Le temps, maître des changements, amène plus de différences que l’éloignement. Dante s’entendra plutôt avec un kabbaliste d’Asie qu’avec les papaux d’autrefois, et les papaux d’autrefois, s’ils ressuscitaient, n’admettraient pas la Papauté d’aujourd’hui. Il faut être presque une brute pour croire que l’œuvre des apôtres se retrouve dans l’œuvre des papes et nommément de Clément V. « Notre race » veut dire race latine, mais s’étend au spirituel ; notre communion, celle des gosiers raisonnables qui n’avalent pas les assertions comme pâté et qui jugent d’abord la nourriture morale qu’on leur propose. Le mot « palmites » correspond singulièrement aux Palmieri de la Vita Nuova, pèlerins ou croisés de Syrie qui rapportèrent ce langage à triple sens. La grammaire de Dante, cette inaltérable conformité de manière, doit s’entendre de penser autant que de parler. L’oil a eu la traduction de la Bible, c’est-à-dire la mise en critique des livres sacrés et en plus les ambages de la Table Ronde, ceux, si divers, du Saint-Graal.
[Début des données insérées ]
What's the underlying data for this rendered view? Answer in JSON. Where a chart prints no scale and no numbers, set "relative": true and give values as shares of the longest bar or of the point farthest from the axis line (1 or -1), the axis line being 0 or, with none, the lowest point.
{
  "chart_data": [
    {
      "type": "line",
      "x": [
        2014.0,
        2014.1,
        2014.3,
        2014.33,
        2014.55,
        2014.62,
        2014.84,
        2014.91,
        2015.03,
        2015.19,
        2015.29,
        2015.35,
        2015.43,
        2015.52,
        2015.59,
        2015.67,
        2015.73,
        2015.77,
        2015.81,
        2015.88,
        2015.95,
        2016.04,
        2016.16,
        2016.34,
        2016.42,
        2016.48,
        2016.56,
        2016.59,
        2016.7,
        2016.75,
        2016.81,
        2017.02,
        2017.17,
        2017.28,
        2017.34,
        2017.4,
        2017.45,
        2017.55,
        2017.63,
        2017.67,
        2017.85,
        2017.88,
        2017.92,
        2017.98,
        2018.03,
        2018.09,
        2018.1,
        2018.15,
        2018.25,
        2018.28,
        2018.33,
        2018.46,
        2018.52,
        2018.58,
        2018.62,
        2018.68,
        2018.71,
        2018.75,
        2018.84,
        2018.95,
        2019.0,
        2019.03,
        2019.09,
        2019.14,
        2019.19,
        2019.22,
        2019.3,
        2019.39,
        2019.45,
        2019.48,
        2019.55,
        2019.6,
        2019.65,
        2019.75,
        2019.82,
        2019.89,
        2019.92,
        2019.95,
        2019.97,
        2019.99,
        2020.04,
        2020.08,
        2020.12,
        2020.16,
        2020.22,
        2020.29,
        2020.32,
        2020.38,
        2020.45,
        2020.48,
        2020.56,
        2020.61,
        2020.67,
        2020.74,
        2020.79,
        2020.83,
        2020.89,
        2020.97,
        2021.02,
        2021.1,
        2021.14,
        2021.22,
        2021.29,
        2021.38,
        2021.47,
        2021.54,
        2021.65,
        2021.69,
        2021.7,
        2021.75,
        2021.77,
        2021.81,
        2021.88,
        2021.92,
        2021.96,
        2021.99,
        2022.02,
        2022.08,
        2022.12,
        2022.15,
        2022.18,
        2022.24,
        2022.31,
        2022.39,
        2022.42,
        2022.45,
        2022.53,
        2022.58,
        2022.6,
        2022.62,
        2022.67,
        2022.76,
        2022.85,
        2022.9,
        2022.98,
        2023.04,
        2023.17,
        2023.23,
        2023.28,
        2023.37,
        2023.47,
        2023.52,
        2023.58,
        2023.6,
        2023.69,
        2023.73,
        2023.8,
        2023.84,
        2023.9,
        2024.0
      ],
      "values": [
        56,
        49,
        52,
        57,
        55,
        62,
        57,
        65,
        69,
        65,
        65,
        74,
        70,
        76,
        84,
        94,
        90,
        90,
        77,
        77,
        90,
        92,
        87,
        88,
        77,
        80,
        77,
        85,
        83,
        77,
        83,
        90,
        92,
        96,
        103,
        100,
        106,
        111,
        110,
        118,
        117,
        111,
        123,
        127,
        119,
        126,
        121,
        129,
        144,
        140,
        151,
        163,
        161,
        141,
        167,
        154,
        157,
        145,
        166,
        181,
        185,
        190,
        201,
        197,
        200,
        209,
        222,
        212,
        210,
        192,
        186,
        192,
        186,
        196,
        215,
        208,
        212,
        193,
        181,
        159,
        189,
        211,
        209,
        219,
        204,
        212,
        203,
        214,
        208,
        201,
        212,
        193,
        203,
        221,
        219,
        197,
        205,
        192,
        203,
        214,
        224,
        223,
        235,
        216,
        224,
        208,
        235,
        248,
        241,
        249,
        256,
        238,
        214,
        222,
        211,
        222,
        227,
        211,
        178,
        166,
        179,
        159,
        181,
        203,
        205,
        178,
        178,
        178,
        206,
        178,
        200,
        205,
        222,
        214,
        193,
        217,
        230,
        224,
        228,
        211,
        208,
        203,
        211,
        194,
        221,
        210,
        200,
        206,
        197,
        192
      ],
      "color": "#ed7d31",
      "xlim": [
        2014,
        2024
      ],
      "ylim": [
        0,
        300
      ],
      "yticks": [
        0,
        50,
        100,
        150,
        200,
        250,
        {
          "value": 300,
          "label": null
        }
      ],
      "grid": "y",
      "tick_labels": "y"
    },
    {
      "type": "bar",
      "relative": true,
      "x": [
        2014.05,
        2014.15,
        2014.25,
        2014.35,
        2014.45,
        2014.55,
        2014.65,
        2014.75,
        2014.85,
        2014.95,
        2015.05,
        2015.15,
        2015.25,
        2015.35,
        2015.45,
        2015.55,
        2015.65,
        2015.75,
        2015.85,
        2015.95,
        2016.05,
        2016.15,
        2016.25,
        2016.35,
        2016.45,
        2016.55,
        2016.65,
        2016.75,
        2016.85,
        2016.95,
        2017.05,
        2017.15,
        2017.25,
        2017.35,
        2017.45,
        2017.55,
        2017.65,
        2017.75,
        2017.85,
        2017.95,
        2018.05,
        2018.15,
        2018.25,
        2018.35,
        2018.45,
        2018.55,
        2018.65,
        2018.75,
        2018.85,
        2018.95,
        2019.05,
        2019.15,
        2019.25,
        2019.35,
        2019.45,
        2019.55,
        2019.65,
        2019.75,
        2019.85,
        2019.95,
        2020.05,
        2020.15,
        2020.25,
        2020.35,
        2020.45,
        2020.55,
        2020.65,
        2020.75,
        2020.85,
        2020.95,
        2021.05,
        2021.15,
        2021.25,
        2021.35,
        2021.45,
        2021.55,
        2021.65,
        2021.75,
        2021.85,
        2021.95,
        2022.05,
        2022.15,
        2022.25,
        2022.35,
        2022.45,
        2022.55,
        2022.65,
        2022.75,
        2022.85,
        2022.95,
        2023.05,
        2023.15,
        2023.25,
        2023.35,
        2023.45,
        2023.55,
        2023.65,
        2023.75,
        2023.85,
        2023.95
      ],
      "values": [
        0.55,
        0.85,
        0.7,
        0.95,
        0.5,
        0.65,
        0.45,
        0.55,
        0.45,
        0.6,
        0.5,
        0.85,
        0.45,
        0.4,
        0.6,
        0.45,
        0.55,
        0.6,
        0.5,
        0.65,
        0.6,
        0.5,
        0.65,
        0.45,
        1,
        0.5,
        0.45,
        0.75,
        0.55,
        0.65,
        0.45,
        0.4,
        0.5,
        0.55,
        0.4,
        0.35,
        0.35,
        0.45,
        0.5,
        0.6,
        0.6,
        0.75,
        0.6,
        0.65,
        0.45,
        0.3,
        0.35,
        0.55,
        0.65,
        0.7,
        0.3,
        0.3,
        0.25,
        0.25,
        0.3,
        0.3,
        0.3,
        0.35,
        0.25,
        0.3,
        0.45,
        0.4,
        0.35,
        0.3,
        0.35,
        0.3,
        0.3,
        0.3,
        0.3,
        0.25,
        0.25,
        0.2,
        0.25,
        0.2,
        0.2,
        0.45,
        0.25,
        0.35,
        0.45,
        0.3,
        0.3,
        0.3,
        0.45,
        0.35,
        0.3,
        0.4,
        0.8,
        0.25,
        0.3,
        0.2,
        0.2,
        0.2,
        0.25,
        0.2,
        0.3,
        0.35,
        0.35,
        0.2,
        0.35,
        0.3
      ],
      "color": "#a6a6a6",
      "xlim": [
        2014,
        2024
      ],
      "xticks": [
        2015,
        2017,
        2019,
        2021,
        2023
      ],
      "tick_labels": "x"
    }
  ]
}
En effet, cette grammaire est commune à la France et à l’Italie.
Ce que dit le gibelin sur la pureté du langage de Bologne, sur la honte de celui de
Rome s’applique à la doctrine. Sans cela, on ne comprendrait pas que le parler de la
ville éternelle fût turpissimum ; les mœurs dépassant ce qu’il y a de
plus fétide désignent le pouvoir temporel. Comme Bologne, la Sicile est louée pour sa
libre pensée, manifestée par l’empereur Frédéric et son digne fils Manfred, qui, tant
que la fortune leur fut propice, répudièrent l’abrutissement, et en l’espèce
l’abrutissement est l’obéissance à Rome.
In suo turpiloquio sunt
obtusi Toscani
ne peut pas s’appliquer au dialecte florentin ou
siennois, mais à l’orthodoxie de ces villes. Après nous avoir amusés de citations
patoises et avoir loué et blâmé les cités pour leur dialecte, l’écrivain nous déclare
que l’idiome vulgaire
quodlibet redolet civitate, neccabat
nulla
. Redolere équivaut à exhaler une odeur, odeur
de roussi, odeur de bûcher, antithétique à odeur de sainteté.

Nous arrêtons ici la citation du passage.